On Apr 30, 2008, at 6:56 PM, Matt Mahoney wrote:
Which protocol are you referring to, the one described on my web page
or the abstract one described in my thesis?


Thesis.


In the abstract one I
described a network of n identical (but unreliable) peers, each
connected to c = O(log n) peers,...


Yeah, that is kind of what I meant. You have to design the protocol to guarantee that the aggregate network does not develop pathologies that greatly reduce its efficiency and utility, otherwise you *will* end up at a pathological minima. If you look at, for example, the evolution of routing protocols they learned this lesson the hard way -- multiple times. If you study Nash Equilibria and similar, you will find that there are constrained cases that will allow you to design a protocol that will generate efficient equilibria, but real network characteristics increasingly violate the set of constrained cases that we know how to design a decentralized protocol for. If you study BGP4 (core routing protocol), you will see that it essentially uses the venerable Marginal Cost Pricing (MCP) optimization strategy, but with an increasing number of patches to deal with the fact that the assumptions that make it work are increasingly violated.

Your model above tacitly predicates its optimality on a naive MCP strategy, but is not particularly well-suited for it. In short, this means that you are assuming that the aggregate latency function for a transaction over the network is a close proxy for the transaction cost. At one time this might have been a reasonable assumption, but it becomes less true every year. There are some interesting new strategies from other fields of mathematics that kind of look like a more adaptive MCP strategy but which does not really solve the problem -- a google search on MCP will put you in the link ballpark to find all the other literature. It is actually possible to make applications like yours work in an MCP model, but it requires fine-grained, authoritative accounting in an architecture that is supposed to be decentralized which kind of defeats the purpose -- you have to be able to trust every node in a strong sense.


There are an increasing number of problem and application spaces that are very pathological on decentralized topologies that are optimized with conventional MCP models. This is a big theoretical concern right now, both because conventional networks are diverging from the robust assumptions that make it valid and because there are organizations that want to build decentralized systems that they know upfront cannot be built in such a way that they do not collapse into an expensively pathological morass. Most of the basic computer science literature on decentralized systems limits itself to models based on the assumption of a naive MCP strategy or partially centralized control to maintain optimality.

I cannot tell you how to solve the problem, as I am not aware of a good solution other than strictly centralizing key pieces of metadata control which will impose its own serious issues.
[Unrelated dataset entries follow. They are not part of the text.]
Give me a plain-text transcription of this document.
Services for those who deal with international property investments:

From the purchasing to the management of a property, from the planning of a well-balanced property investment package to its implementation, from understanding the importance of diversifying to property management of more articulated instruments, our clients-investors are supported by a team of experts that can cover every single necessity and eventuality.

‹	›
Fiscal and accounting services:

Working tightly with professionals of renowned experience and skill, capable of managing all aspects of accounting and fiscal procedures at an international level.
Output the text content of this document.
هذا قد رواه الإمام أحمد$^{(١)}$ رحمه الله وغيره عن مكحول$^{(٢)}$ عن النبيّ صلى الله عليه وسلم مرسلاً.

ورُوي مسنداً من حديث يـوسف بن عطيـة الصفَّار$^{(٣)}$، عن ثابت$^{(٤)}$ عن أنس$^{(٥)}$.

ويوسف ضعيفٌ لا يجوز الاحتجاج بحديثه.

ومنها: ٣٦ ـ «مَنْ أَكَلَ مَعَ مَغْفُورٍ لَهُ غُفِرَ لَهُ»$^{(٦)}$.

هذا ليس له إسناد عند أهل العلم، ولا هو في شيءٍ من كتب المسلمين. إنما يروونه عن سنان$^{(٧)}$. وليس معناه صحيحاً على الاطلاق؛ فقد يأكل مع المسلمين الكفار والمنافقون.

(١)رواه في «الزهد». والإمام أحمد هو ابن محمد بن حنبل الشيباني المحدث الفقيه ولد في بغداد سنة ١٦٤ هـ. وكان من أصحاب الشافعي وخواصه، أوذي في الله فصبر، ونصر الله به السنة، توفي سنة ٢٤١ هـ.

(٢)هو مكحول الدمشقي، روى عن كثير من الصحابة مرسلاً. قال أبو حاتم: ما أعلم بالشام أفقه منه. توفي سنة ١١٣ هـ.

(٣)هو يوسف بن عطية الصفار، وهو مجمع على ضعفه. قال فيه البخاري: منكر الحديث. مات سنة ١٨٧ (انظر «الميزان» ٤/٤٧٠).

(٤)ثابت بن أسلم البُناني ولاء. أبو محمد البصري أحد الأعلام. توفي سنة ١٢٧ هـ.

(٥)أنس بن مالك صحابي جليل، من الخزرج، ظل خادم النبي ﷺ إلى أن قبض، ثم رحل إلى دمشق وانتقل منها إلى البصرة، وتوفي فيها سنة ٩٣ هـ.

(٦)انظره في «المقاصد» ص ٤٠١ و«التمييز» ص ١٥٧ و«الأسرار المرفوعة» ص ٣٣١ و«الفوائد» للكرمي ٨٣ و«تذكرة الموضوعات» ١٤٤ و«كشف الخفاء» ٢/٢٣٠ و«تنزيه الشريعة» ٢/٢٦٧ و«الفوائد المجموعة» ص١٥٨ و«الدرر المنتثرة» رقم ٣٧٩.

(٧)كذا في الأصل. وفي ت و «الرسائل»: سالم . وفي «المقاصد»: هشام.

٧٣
One of the benefits of tightly controlled cloud/cluster models (e.g. Google) is that you can impose optimizing constraints that are utterly impractical or impossible to impose on the wild and wooly internet at large.

This is a problem I have spent a lot of time on but, other than developing a really deep appreciation of the theory surrounding the development of pervasively decentralized topology protocols that do not slowly destroy themselves in the wild, I cannot say that I have made any progress on it. It is a broad theoretical problem that is kind of sneaking up on us, and I suspect over the long run we'll use one of the less than ideal modifications of MCP (like using a central authority) to deal with it.

Like I said, I don't have a good solution for you that will allow things to scale the way you want, I mostly wanted to point out that these issues had not been addressed appropriately for the scale being discussed. Interestingly, it seems that hardly anyone that works on decentralized systems design is aware of these issues -- it is the domain of theoretical mathematicians and routing geeks. For small systems, it really doesn't matter which may be part of the reason why.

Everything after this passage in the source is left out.